Subway also hasn’t shied away from fortifying breads with nutritional ingredients. “Over the years, we have made many quality improvements that feature recipe changes and added healthful ingredients, such as fortifying with whole grains, fiber, vitamin D and calcium,” says Christiano. Also, the FreshFit line at Subway offers a variety of 6-inch sandwiches that are low in fat, saturated fat and cholesterol.

“Consumers are more aware of good carbs and ‘bad’ carbs, but, thankfully, there is still room in our lives for both,” says Ric Scicchitano, executive vice president, food & supply chain, Corner Bakery Cafe, Dallas. “As an example, Corner Bakery Cafe introduced a Multigrain Power Flat Bread breakfast sandwich that has been very well received and delivered on a healthful breakfast choice.”
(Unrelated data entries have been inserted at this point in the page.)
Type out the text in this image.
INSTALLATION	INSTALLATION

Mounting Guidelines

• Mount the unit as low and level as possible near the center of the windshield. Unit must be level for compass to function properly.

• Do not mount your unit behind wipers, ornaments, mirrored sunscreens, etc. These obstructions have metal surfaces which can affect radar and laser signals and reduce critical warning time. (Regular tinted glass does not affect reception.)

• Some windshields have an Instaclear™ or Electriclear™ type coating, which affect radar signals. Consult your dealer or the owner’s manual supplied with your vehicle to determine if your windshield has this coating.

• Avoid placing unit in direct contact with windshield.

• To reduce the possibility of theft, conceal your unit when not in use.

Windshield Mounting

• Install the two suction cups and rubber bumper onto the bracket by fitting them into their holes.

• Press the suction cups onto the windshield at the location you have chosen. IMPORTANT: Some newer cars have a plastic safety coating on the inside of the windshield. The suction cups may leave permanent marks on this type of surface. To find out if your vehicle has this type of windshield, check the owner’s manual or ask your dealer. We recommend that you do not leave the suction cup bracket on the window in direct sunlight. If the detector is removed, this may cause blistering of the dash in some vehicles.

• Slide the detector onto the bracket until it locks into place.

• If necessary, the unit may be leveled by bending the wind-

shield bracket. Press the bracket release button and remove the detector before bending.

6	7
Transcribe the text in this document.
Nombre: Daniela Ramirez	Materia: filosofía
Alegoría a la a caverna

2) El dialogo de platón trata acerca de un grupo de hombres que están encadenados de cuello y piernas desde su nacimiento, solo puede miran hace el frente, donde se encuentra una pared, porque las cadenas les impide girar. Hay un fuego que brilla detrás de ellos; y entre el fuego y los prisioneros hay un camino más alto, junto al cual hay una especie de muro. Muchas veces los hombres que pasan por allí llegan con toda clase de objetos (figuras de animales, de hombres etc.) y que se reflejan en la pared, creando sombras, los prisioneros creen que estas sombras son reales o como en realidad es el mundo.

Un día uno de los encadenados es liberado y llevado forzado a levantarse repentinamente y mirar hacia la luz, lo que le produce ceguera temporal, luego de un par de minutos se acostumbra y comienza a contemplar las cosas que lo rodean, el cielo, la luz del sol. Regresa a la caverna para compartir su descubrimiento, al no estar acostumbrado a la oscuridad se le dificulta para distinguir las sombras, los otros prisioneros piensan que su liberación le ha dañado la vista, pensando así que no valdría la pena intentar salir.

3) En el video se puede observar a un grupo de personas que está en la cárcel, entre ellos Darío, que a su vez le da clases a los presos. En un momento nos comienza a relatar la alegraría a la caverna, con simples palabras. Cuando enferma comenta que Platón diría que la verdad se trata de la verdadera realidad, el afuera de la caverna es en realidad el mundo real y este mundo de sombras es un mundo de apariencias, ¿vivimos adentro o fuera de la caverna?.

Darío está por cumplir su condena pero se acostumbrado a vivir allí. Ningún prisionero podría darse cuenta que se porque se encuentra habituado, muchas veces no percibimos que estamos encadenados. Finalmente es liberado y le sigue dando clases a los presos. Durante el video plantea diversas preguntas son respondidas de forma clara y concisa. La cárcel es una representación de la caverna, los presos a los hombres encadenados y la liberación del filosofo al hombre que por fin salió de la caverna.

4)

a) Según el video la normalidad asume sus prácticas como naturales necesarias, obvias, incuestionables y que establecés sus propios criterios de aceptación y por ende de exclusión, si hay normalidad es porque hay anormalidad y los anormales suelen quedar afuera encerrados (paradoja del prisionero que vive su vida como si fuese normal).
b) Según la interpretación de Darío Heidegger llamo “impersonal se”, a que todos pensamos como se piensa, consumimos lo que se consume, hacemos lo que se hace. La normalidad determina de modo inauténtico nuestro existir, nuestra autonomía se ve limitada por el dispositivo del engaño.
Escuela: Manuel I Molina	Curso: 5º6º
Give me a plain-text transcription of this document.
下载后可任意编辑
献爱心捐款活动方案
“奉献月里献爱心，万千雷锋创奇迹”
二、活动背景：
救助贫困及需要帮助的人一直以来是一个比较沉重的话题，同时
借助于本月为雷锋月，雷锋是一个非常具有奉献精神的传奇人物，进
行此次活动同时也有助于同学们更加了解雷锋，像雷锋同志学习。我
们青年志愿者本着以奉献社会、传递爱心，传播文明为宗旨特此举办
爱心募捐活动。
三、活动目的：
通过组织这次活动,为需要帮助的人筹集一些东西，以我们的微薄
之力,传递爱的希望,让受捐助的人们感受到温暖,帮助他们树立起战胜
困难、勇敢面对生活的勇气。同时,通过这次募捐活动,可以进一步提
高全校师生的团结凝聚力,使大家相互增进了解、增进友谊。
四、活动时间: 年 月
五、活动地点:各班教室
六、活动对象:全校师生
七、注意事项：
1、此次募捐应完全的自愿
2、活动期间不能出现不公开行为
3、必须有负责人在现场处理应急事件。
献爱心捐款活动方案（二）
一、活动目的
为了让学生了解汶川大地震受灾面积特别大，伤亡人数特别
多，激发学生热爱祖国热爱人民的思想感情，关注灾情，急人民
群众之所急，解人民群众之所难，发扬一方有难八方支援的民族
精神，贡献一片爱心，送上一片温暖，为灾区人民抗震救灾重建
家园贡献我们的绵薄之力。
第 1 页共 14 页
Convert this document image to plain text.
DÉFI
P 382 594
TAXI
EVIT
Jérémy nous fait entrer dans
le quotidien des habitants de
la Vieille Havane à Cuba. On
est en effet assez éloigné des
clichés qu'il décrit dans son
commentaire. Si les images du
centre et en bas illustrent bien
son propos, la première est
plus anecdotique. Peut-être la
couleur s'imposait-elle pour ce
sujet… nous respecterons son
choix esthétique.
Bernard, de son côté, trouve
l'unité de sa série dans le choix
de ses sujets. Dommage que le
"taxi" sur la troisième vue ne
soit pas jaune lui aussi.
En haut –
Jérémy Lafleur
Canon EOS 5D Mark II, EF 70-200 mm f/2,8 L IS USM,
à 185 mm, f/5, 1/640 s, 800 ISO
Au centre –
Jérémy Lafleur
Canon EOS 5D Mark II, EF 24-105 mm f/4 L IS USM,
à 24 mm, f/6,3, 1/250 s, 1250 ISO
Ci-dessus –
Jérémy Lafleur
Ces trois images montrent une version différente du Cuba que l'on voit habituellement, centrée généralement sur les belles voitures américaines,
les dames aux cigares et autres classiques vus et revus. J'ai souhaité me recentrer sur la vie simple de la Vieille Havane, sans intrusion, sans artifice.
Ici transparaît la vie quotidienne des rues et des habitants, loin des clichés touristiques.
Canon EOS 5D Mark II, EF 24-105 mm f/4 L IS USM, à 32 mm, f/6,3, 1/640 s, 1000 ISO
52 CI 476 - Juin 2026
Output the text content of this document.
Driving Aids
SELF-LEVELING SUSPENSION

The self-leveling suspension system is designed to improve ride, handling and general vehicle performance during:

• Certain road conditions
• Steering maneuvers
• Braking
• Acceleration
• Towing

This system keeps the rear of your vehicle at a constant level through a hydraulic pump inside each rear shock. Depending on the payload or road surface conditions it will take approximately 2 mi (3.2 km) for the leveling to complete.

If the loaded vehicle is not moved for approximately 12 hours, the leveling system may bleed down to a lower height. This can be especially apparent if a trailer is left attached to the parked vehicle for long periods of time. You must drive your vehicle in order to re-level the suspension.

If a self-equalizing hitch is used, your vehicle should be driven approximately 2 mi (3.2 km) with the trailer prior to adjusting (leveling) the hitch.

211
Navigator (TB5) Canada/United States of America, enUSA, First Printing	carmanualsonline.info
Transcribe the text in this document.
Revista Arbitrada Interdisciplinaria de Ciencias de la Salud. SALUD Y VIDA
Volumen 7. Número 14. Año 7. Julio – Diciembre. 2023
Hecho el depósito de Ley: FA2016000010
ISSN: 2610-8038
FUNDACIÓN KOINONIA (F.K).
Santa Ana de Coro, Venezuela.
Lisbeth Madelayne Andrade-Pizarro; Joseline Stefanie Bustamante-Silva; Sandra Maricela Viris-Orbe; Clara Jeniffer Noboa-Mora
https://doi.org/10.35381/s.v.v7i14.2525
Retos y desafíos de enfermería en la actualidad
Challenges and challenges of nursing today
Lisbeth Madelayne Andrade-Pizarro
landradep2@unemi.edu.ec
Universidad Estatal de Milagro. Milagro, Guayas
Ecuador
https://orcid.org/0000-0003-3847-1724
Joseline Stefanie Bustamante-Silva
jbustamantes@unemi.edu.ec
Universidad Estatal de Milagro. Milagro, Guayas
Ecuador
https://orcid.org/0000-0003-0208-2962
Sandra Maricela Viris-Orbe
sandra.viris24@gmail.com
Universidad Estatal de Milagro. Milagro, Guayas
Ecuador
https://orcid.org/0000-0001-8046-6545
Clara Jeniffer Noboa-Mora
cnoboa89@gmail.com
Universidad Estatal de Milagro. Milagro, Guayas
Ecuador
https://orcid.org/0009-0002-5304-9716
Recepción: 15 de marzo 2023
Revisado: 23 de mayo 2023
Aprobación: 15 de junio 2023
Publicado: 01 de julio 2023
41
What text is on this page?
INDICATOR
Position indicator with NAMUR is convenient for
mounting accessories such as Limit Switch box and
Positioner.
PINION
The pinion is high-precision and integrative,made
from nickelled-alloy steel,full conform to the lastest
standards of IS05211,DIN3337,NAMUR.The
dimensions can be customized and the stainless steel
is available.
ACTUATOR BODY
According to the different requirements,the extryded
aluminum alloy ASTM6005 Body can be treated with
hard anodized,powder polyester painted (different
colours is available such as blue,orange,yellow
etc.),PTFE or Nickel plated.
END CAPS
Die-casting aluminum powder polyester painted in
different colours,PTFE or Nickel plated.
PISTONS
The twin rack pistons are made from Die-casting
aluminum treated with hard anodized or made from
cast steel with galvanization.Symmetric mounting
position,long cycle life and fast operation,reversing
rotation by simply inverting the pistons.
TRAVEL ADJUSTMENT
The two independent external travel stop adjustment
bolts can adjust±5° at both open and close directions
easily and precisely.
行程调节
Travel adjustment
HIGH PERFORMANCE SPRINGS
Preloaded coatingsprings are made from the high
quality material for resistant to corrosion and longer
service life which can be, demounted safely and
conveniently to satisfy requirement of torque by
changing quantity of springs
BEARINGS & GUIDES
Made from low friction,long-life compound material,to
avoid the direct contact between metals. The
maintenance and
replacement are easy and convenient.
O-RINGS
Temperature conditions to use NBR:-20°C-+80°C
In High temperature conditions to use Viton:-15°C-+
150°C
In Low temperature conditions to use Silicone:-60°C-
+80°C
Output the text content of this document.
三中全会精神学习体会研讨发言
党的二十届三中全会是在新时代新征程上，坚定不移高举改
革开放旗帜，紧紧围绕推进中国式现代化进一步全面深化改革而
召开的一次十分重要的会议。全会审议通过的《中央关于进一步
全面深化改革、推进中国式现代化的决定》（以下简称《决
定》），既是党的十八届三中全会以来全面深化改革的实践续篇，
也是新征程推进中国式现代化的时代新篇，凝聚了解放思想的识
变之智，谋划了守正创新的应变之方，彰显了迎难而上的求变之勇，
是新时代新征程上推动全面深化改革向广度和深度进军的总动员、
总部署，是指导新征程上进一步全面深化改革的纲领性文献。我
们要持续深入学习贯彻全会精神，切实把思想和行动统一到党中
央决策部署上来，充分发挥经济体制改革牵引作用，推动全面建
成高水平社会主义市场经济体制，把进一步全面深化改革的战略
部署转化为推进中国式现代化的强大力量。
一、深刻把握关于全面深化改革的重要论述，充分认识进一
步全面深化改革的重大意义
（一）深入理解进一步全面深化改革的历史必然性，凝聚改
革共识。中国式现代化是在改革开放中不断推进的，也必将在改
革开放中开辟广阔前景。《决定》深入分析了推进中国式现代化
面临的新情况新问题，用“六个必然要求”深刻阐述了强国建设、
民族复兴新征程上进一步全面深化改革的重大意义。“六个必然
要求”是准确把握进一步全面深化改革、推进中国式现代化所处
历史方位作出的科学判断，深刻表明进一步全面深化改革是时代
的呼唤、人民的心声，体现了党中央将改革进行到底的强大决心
Scicchitano notes that the Chicken Pomodori Panini is the best-selling sandwich at Corner Bakery Cafe. “We use very high-quality ingredients, from our signature sourdough bread, all-natural chicken, homemade pesto and oven-roasted tomatoes bursting with flavor,” he says. The sandwich is grilled between two iron plates to toast the bread.

Great sandwiches start with great bread. “Great bread for dinner can have a good crust, while breads for sandwiches need to deliver a taste that doesn’t fight with you while eating the sandwich,” says Scicchitano. “Above all, they must complement the flavors of the ingredients. Lean sourdough breads work perfectly for panini, while some richer or sweeter artisan bread with a softer bite will eat better cold or lightly toasted. Regardless, artisan bread needs to pass the eye test first, be it a heathy-looking crust and shine showing proper mixing and fermenting techniques were followed. A dusting of semolina or durum or even very fine corn meal on the bottom is possible, or even better yet, the right amount of grains or seeds in or on top of the loaf. Artisan breads have broad possibilities on shape, size and height to allow each sandwich to have its own identity and unique look.”

Snackable sides

Chips are a quintessential side to sandwiches, and we’re starting to see more diversity in this market. One new chip product from ConAgra Foods, Lamb Weston’s House Cuts Lattice Chips, builds clean-label dynamics and sourcing transparency into the concept. They’re made with only three ingredients—potatoes, oil and sea salt—and operators can also source the growing region of their potatoes with www.TraceMyFries.com. The chips are designed with holes to give them an even, golden color and a crisp, airy bite. They have the skin on.

Chip manufacturers have access to equipment that can deliver products in a wide range of styles. The Urschel Model CCL can produce lattice cuts with varying levels of thickness, with crinkles on both sides of the chip. Cut types include fine, coarse and deep lattice. The equipment also accommodates thicker configurations to create waffle fries.

Badaracco also suggests that chip producers could also gain more traction in foodservice by diversifying into a wider range of grains. “Chips are coming in well beyond the usual potato and corn varieties,” she says. “The next generation involves expanding the boundaries into beans, hummus, sweet potato, quinoa, kale, carrot, black sesame, and on and on.”